Additive and non-additive epigenetic signatures of natural hybridization between fish species with different mating systems.

Autor: Berbel-Filho WM; Centre for Sustainable Aquatic Research, Department of Biosciences, College of Science, Swansea University, Swansea, UK., Pacheco G; Section for Evolutionary Genomics, The Globe Institute, Faculty of Health and Medical Sciences, University of Copenhagen, Copenhagen, Denmark., Lira MG; Laboratório de Ictiologia Sistemática e Evolutiva, Departamento de Botânica e Zoologia, Universidade Federal do Rio Grande, Natal, Brazil., Garcia de Leaniz C; Centre for Sustainable Aquatic Research, Department of Biosciences, College of Science, Swansea University, Swansea, UK., Lima SMQ; Laboratório de Ictiologia Sistemática e Evolutiva, Departamento de Botânica e Zoologia, Universidade Federal do Rio Grande, Natal, Brazil., Rodríguez-López CM; Environmental Epigenetics and Genetics Group, Department of Horticulture, College of Agriculture, Food and Environment, University of Kentucky, Lexington, KY, USA., Zhou J; State Key Laboratory of Plant Genomics, Institute of Microbiology, Chinese Academy of Sciences, Beijing, China., Consuegra S; Centre for Sustainable Aquatic Research, Department of Biosciences, College of Science, Swansea University, Swansea, UK.
Jazyk: angličtina
Zdroj: Epigenetics [Epigenetics] 2022 Dec; Vol. 17 (13), pp. 2356-2365. Date of Electronic Publication: 2022 Sep 15.
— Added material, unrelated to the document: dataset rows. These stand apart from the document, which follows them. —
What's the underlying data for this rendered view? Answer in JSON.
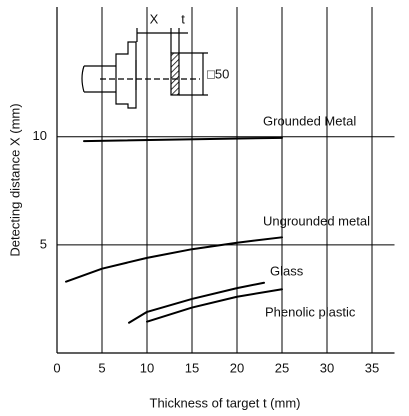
{
  "chart_data": {
    "type": "line",
    "x_label": "Thickness of target t (mm)",
    "y_label": "Detecting distance X (mm)",
    "xlim": [
      0,
      37.5
    ],
    "ylim": [
      0,
      16
    ],
    "xticks": [
      0,
      5,
      10,
      15,
      20,
      25,
      30,
      35
    ],
    "yticks": [
      5,
      10
    ],
    "grid": true,
    "diagram_labels": {
      "x": "X",
      "t": "t",
      "size": "□50"
    },
    "series": [
      {
        "name": "Grounded Metal",
        "color": "#000000",
        "x": [
          3,
          25
        ],
        "values": [
          9.8,
          9.95
        ]
      },
      {
        "name": "Ungrounded metal",
        "color": "#000000",
        "x": [
          1,
          5,
          10,
          15,
          20,
          25
        ],
        "values": [
          3.3,
          3.9,
          4.4,
          4.8,
          5.1,
          5.35
        ]
      },
      {
        "name": "Glass",
        "color": "#000000",
        "x": [
          8,
          10,
          15,
          20,
          23
        ],
        "values": [
          1.4,
          1.9,
          2.5,
          3.0,
          3.25
        ]
      },
      {
        "name": "Phenolic plastic",
        "color": "#000000",
        "x": [
          10,
          15,
          20,
          25
        ],
        "values": [
          1.45,
          2.1,
          2.6,
          2.95
        ]
      }
    ]
  }
}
DOI: 10.1080/15592294.2022.2123014
Abstrakt: Hybridization is a major source of evolutionary innovation. In plants, epigenetic mechanisms can help to stabilize hybrid genomes and contribute to reproductive isolation, but the relationship between genetic and epigenetic changes in animal hybrids is unclear. We analysed the relationship between genetic background and methylation patterns in natural hybrids of two genetically divergent fish species with different mating systems, Kryptolebias hermaphroditus (self-fertilizing) and K. ocellatus (outcrossing). Co-existing parental species displayed highly distinct genetic (SNPs) and methylation patterns (37,000 differentially methylated cytosines). Hybrids had predominantly intermediate methylation patterns (88.5% of the sites) suggesting additive effects, as expected from hybridization between genetically distant species. The large number of differentially methylated cytosines between hybrids and parental species (n = 5,800) suggests that hybridization may play a role in increasing genetic and epigenetic variation. Although most of the observed epigenetic variation was additive and had a strong genetic component, we also found a small percentage of non-additive, potentially stochastic, methylation differences that might act as an evolutionary bet-hedging strategy and increase fitness under environmental instability.